MBA Asks FHFA to Align Actions on Climate Change with Core Principles

The Mortgage Bankers Association recommended the Federal Housing Finance Agency align its actions on climate change and natural disaster risks with a set of core principles to reduce risk.

The Apr. 19 letter to FHFA Director Mark Calabria outlines seven principles MBA believes would reduce externalities that are a product of under-insured risks.

“FHFA should align with other regulators whenever appropriate to do so, but also recognize the unique business models of their regulated entities and work with them to foster a common approach for real estate finance markets,” wrote MBA President & CEO Robert Broeksmit, CMB. “FHFA should also work closely with the government housing agencies to pursue a common approach on mortgage-specific topics. At a macro level, recognizing that addressing climate risk more broadly will take a whole-of-government approach, FHFA should leverage the work of other agencies to the maximum extent possible.”

The letter comes in response to a January FHFA Request for Information on climate and natural disaster risk management at the regulated. The RFI asked for feedback on the potential for increasing climate and natural disaster risk to impact its regulated entities and the broader real estate finance system.

The MBA letter said FHFA’s focus on climate change and natural disaster risk is timely, noting the frequency and severity of hurricanes, flooding and wildfires have increased over the past several decades. Broeksmit noted MBA and its members are focused on the potential for direct losses from natural disasters and climate risks, for changing operational requirements for firms and the industry, for potential transitions for existing businesses and markets and for potential changes to regulatory requirements that would impact real estate and real estate finance markets.

“Direct physical risks are not the only changes for which firms must prepare; they also must prepare for changes that may arise as individuals, companies, investors and governments globally are responding to climate and rising natural disaster risk in multiple ways,” MBA said. “Some are taking specific actions to reduce their own carbon emissions or shift activities in ways that could directly mitigate climate risk. Others are working to put in place restrictions, regulations, requirements, or other guideposts that would push other actors within the economy to make such changes. By fostering market and other transitions, these actions have the potential to lead to losses or raise costs for lenders, servicers, insurers, and investors active in real estate finance.”

MBA encouraged FHFA to align its actions on climate change and natural disaster risks with a set of core principles, including the following:

1. Recognize FHFA’s specific role with respect to climate-change and natural disaster policy responses, consistent with FHFA’s statutory mission and authorities.

2. Leverage existing FHFA supervisory processes and practices.

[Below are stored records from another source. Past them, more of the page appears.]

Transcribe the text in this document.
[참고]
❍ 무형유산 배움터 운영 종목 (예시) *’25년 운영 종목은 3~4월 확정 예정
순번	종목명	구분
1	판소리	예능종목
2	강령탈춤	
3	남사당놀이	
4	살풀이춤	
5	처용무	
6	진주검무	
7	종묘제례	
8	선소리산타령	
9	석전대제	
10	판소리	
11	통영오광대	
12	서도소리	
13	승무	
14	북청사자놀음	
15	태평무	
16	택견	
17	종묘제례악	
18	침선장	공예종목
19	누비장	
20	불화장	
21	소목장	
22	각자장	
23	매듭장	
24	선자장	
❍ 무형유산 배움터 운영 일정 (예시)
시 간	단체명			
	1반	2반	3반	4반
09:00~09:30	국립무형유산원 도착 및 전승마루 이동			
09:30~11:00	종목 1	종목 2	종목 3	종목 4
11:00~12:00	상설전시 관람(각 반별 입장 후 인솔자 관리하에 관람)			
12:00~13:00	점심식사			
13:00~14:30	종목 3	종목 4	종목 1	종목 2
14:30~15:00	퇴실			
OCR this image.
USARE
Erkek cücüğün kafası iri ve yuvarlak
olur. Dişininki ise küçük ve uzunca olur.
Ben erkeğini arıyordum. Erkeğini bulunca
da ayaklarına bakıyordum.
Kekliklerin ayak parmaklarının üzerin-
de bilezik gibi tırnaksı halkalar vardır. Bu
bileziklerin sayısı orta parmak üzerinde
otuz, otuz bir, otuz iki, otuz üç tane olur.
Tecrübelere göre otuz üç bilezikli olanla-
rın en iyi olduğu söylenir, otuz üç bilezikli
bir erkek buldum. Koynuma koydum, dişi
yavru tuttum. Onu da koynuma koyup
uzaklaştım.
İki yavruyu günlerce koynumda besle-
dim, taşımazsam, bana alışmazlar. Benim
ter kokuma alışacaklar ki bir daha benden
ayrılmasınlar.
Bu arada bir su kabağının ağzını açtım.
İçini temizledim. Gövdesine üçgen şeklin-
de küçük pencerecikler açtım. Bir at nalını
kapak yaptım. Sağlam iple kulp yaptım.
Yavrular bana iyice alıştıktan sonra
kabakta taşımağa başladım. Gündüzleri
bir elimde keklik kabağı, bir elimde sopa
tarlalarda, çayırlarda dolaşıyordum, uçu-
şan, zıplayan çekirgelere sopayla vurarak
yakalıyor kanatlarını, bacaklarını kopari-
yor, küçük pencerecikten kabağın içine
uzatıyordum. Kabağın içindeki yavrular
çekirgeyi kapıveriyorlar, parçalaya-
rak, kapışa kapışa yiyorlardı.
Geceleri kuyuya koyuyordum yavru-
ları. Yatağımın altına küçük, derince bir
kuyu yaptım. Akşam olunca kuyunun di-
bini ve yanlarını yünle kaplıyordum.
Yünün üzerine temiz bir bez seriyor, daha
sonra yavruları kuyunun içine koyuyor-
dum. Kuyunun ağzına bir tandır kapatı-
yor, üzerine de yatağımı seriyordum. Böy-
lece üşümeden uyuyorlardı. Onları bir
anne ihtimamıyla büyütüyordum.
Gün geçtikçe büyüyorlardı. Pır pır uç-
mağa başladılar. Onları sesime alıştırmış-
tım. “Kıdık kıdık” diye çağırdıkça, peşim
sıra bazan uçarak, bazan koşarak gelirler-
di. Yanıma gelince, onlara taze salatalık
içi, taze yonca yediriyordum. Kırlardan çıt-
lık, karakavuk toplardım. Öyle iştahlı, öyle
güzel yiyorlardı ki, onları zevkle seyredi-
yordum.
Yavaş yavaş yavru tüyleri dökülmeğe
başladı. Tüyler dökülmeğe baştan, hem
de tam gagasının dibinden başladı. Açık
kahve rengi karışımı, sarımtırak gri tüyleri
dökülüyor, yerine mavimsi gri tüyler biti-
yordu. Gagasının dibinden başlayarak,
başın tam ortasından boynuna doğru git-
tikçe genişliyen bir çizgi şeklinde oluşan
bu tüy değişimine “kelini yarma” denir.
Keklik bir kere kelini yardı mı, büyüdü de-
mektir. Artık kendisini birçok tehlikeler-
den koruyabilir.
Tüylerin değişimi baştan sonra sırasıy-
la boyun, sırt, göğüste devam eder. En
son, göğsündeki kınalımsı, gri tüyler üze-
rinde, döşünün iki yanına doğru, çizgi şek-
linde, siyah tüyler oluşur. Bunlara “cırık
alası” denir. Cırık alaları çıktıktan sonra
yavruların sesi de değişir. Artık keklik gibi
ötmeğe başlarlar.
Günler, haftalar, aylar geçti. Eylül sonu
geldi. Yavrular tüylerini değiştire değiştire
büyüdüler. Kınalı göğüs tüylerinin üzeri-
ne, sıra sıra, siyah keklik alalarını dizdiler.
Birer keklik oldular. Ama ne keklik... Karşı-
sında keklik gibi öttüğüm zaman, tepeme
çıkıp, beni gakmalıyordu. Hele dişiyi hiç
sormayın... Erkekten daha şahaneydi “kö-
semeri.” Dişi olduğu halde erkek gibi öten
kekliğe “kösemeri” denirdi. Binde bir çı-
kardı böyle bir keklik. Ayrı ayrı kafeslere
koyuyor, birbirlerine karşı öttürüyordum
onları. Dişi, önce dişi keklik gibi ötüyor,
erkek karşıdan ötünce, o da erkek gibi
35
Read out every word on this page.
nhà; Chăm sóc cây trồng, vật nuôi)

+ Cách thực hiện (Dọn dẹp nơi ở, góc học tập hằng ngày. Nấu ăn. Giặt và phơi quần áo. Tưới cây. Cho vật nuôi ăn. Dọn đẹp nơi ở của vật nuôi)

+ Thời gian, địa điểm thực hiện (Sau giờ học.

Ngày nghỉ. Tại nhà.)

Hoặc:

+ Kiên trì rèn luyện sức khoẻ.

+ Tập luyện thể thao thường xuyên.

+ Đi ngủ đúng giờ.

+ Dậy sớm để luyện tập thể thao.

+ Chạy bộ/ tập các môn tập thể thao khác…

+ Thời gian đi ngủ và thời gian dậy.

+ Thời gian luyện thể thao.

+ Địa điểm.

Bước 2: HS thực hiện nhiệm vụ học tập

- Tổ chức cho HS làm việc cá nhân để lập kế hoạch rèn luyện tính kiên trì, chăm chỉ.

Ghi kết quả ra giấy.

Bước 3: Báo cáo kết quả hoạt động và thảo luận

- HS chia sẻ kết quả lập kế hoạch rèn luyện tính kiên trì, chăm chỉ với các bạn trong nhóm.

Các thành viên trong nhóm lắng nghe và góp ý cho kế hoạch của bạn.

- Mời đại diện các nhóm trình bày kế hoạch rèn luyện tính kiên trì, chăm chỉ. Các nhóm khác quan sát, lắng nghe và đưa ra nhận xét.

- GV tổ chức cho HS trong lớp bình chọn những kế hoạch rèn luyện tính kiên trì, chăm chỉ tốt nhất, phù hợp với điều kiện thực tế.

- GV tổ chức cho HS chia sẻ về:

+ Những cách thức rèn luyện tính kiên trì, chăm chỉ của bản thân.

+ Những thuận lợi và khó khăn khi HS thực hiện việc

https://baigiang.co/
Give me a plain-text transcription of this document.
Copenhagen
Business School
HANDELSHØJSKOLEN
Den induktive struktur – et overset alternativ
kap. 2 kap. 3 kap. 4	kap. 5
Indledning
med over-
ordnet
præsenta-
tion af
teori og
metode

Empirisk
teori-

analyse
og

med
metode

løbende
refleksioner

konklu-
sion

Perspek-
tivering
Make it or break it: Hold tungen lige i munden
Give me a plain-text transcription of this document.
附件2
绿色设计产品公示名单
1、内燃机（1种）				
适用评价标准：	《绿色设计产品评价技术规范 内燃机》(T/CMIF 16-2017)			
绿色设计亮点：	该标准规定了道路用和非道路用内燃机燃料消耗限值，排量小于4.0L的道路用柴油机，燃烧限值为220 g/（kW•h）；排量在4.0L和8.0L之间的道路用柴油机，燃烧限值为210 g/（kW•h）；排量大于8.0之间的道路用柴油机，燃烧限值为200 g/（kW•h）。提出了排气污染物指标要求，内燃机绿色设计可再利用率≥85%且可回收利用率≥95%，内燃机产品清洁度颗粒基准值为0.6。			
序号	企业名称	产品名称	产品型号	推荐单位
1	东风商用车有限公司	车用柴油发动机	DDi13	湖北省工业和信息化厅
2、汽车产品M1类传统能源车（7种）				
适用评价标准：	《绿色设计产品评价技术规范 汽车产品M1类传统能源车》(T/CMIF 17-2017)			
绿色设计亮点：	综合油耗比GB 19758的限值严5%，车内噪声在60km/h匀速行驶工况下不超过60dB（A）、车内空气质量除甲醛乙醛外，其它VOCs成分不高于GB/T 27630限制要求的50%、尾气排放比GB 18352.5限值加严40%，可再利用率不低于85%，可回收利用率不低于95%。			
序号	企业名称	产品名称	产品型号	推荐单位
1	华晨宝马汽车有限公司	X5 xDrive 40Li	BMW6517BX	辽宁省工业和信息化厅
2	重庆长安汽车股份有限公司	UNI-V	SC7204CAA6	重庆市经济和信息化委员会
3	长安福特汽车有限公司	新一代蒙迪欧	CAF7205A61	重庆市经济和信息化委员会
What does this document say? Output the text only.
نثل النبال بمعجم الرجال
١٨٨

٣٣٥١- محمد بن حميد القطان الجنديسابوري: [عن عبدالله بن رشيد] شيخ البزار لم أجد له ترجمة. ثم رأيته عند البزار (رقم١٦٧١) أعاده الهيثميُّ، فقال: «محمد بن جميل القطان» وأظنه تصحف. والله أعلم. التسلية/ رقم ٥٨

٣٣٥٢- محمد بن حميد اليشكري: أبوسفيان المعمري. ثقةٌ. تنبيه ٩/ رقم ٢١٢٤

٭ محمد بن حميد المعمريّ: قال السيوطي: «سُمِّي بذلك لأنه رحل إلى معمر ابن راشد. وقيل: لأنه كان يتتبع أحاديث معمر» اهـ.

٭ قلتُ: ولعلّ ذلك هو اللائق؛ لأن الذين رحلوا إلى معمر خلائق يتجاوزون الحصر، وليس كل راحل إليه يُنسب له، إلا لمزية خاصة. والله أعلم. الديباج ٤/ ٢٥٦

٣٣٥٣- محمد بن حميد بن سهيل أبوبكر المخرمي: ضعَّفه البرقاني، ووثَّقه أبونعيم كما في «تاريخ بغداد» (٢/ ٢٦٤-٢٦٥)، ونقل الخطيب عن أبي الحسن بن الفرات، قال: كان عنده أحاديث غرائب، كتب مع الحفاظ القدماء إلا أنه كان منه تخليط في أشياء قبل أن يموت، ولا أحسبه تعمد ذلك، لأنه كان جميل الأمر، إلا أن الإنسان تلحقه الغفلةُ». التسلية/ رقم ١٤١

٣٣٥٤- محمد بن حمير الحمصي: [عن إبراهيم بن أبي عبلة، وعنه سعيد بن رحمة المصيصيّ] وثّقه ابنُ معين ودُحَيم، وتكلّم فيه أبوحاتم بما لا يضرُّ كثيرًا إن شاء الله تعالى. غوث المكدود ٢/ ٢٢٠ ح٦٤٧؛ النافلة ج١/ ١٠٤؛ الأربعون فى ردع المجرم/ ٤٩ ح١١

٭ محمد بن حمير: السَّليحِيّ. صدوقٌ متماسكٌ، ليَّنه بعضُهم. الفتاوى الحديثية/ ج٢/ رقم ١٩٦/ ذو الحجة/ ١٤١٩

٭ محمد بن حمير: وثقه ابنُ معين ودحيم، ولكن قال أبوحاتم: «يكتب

3. Leverage the regulated entities’ existing risk-management systems, processes and governance.

4. Employ a principles-based rather than a prescriptive approach, leaving room for flexibility, tailoring and innovation.

5. Leverage and harmonize FHFA’s approach to climate change and natural disaster risk with the actions of other financial institution supervisors.

6. Establish national standards for the regulated entities’ climate-related mortgage risks to avoid inconsistent regulation at the state level.

7. Be mindful of any conflicts or tradeoffs between the regulated entities’ need to manage climate change and natural disaster risks and to fulfill their charter mandates.

“While this effort presents new challenges, MBA believes that the responses can be usefully implemented within the existing risk management practices of the regulated entities, and the existing supervisory practices of FHFA,” MBA said. “Ongoing focus on developing robust servicing procedures to help borrowers and the system be more resilient following a crisis will be critically important. Efforts to continue to re-evaluate underwriting and other credit risk management practices in the presence of changing economic and other conditions will be necessary. MBA’s view is that these are evolutionary rather than revolutionary changes in risk management.”